只不过那时候她都是坐在旁边无聊看着的那个,懒得凑热闹,也懒得帮忙。自己想挤进去这个圈子,就得看个人的本事,没本事就要承担自己选择的代价。别人的上进路,跟她许温有什么关系呢。
只不过风水轮流转,今天自己成了那个被别人看的笑话。别说,还挺新鲜。人生嘛,就是看看别人的笑话,偶尔也被别人笑笑。
许温淡定道,“不曾进书院。”
顿时陆文仁脸色就应景似的带上了一言难尽,“西河书院是不好考,说到这里我到想到一个笑话,上次还有考生交了卷子坐下就哭,直求先生通融,说自己家里父母全无,只有三个夫郞做些针线活供自己读书,自己是他们全部的指望云云。”说到这里哈哈一笑。
其他人也跟着笑。许温没笑,这有什么好笑的,就会讲这样的笑话?古代笑话不行啊。
许温旁边的书生笑道,“这倒是跟许娘子应上了,也是三个夫郞,听说夫郞也做的一手好针线,就只希望许娘子考不上可别哭着求情,书院是凭成绩进的,咱们就是看在文仁姐的面子上想帮你也帮不上啊哈哈哈哈,当然我这是玩笑话,许娘子这样的人品这个年纪还没进书院,只能是还没发力,许娘子一发力必定是奔着蟾宫折桂去的哈哈!”
顿时又是一阵笑声。
许温转头静静看着旁边这位大姐,看得大姐笑也干了,最后终于笑不下去了。脸色有些难看,“怎么,许娘子不会连个玩笑都听不得吧?”
在众人笑声都停下来的时候,许温才开口,“这位娘子,你嘴上都是油光,颇有些不太雅相,是不是拿帕子擦一擦?”
众人怎么也没想到许温既不是辩解,也不是羞恼,居然说了这么句话。
众人视线不觉都聚集到许温旁边的张娘子脸上,可不是嘴上好大一片油光,可见刚才那一会儿工夫她定然吃了不少肘子火腿!这个张友银是他们几个里家境最不好的,平时全靠着巴结陆文仁占些便宜。
刚一坐下,就被眼前肘子火腿香味勾了魂,筷子倒腾的那个快啊,生怕少吃了一口。一听陆文仁发话,她就赶紧放下筷子跟上啊。没想到跟也跟上了,却被许温轻飘飘一句话扇到了脸上,许温还没事,她反倒脸上一臊。想说点什么扇回去,又找不到话,一时间倒是急得大冬天都出了汗。
还是另一书生打圆场,“唯大娘子真本色,张姐这是娘子本色啊。”几人哈哈两句过去了。
陆文仁又问了,“既然未进书院,拜的是哪位名师啊?”
“未曾拜师。”
“哦许娘子如此人品,竟然没有先生上门指点吗?”陆文仁好大一坨诧异砸在脸上。
马上有人解释道,“陆娘子十二岁那年就有镇上的坐馆先生上门,看重陆娘子高才。陆娘子十六岁那年一次就考入了书院,要不是书院先生怕陆娘子年少气盛,故意压她一压,恐怕她去年就是秀才了。”
“不要乱说,都是先生看重。”陆文仁摆手自谦。
说话的书生名叫孙时坤,提前擦了擦嘴角,“我们学里是不敢随便说什么文曲星的,有人这么说也得上去好好教导对方一番才是,我们就是小小一童生,怎么当得这样的称呼!许娘子倒是大才!”这是针对村里不少人说许温是文曲星下凡。
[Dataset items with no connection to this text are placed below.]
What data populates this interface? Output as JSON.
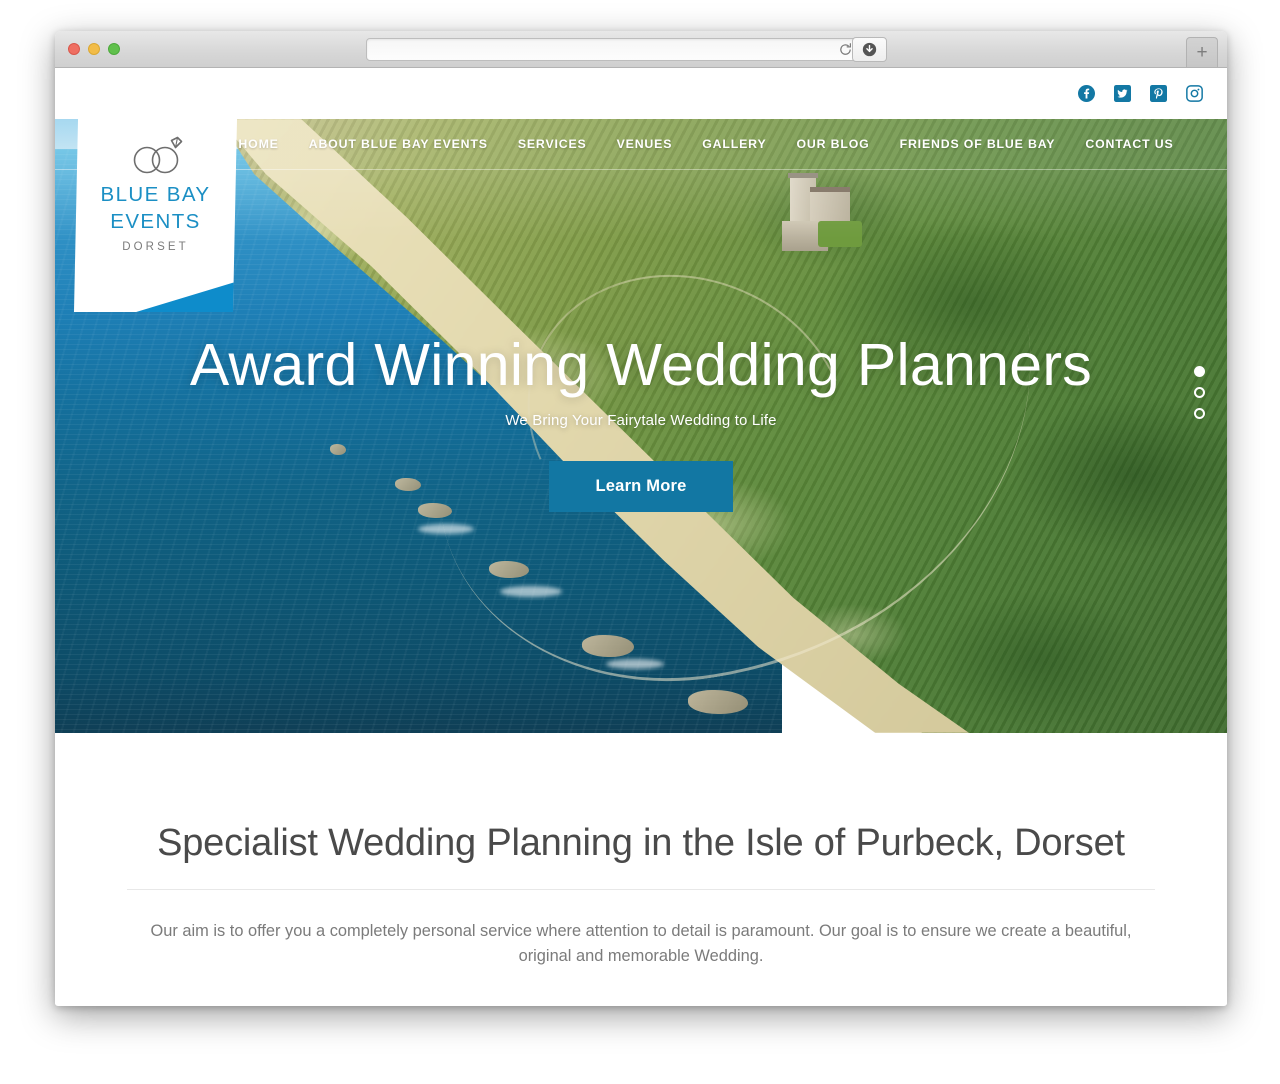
{
  "browser": {
    "url_value": "",
    "url_placeholder": "",
    "reload_label": "reload-icon",
    "download_label": "download-icon",
    "newtab_label": "+",
    "traffic_lights": [
      "close",
      "minimize",
      "maximize"
    ]
  },
  "colors": {
    "brand_blue": "#1378a4",
    "logo_blue": "#1b8fc4",
    "logo_swoosh": "#0e8ccb",
    "cta_blue": "#1277a3",
    "heading_gray": "#4a4a4a",
    "body_gray": "#7b7b7b"
  },
  "social": [
    {
      "name": "facebook",
      "glyph": "facebook-icon"
    },
    {
      "name": "twitter",
      "glyph": "twitter-icon"
    },
    {
      "name": "pinterest",
      "glyph": "pinterest-icon"
    },
    {
      "name": "instagram",
      "glyph": "instagram-icon"
    }
  ],
  "logo": {
    "line1": "BLUE BAY",
    "line2": "EVENTS",
    "line3": "DORSET",
    "mark": "wedding-rings-icon"
  },
  "nav": {
    "items": [
      {
        "label": "HOME"
      },
      {
        "label": "ABOUT BLUE BAY EVENTS"
      },
      {
        "label": "SERVICES"
      },
      {
        "label": "VENUES"
      },
      {
        "label": "GALLERY"
      },
      {
        "label": "OUR BLOG"
      },
      {
        "label": "FRIENDS OF BLUE BAY"
      },
      {
        "label": "CONTACT US"
      }
    ]
  },
  "hero": {
    "title": "Award Winning Wedding Planners",
    "subtitle": "We Bring Your Fairytale Wedding to Life",
    "cta_label": "Learn More",
    "slides": [
      {
        "active": true
      },
      {
        "active": false
      },
      {
        "active": false
      }
    ]
  },
  "main": {
    "heading": "Specialist Wedding Planning in the Isle of Purbeck, Dorset",
    "paragraph": "Our aim is to offer you a completely personal service where attention to detail is paramount. Our goal is to ensure we create a beautiful, original and memorable Wedding."
  }
}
“只是不知道是村人无知,还是许娘子果然大才啊?”张友银逮着机会了。
许温朝她嘴角看了一眼,虽然张友银刚才仔细擦过了,被许温这么一看还是心里一慌:自己刚刚是擦过了吧?擦干净了吗?
许温依然温声道,“村里乡亲大概看我读书,又见我长得好,想着天上会读书的神仙可能就是我这样,才玩笑了两句。”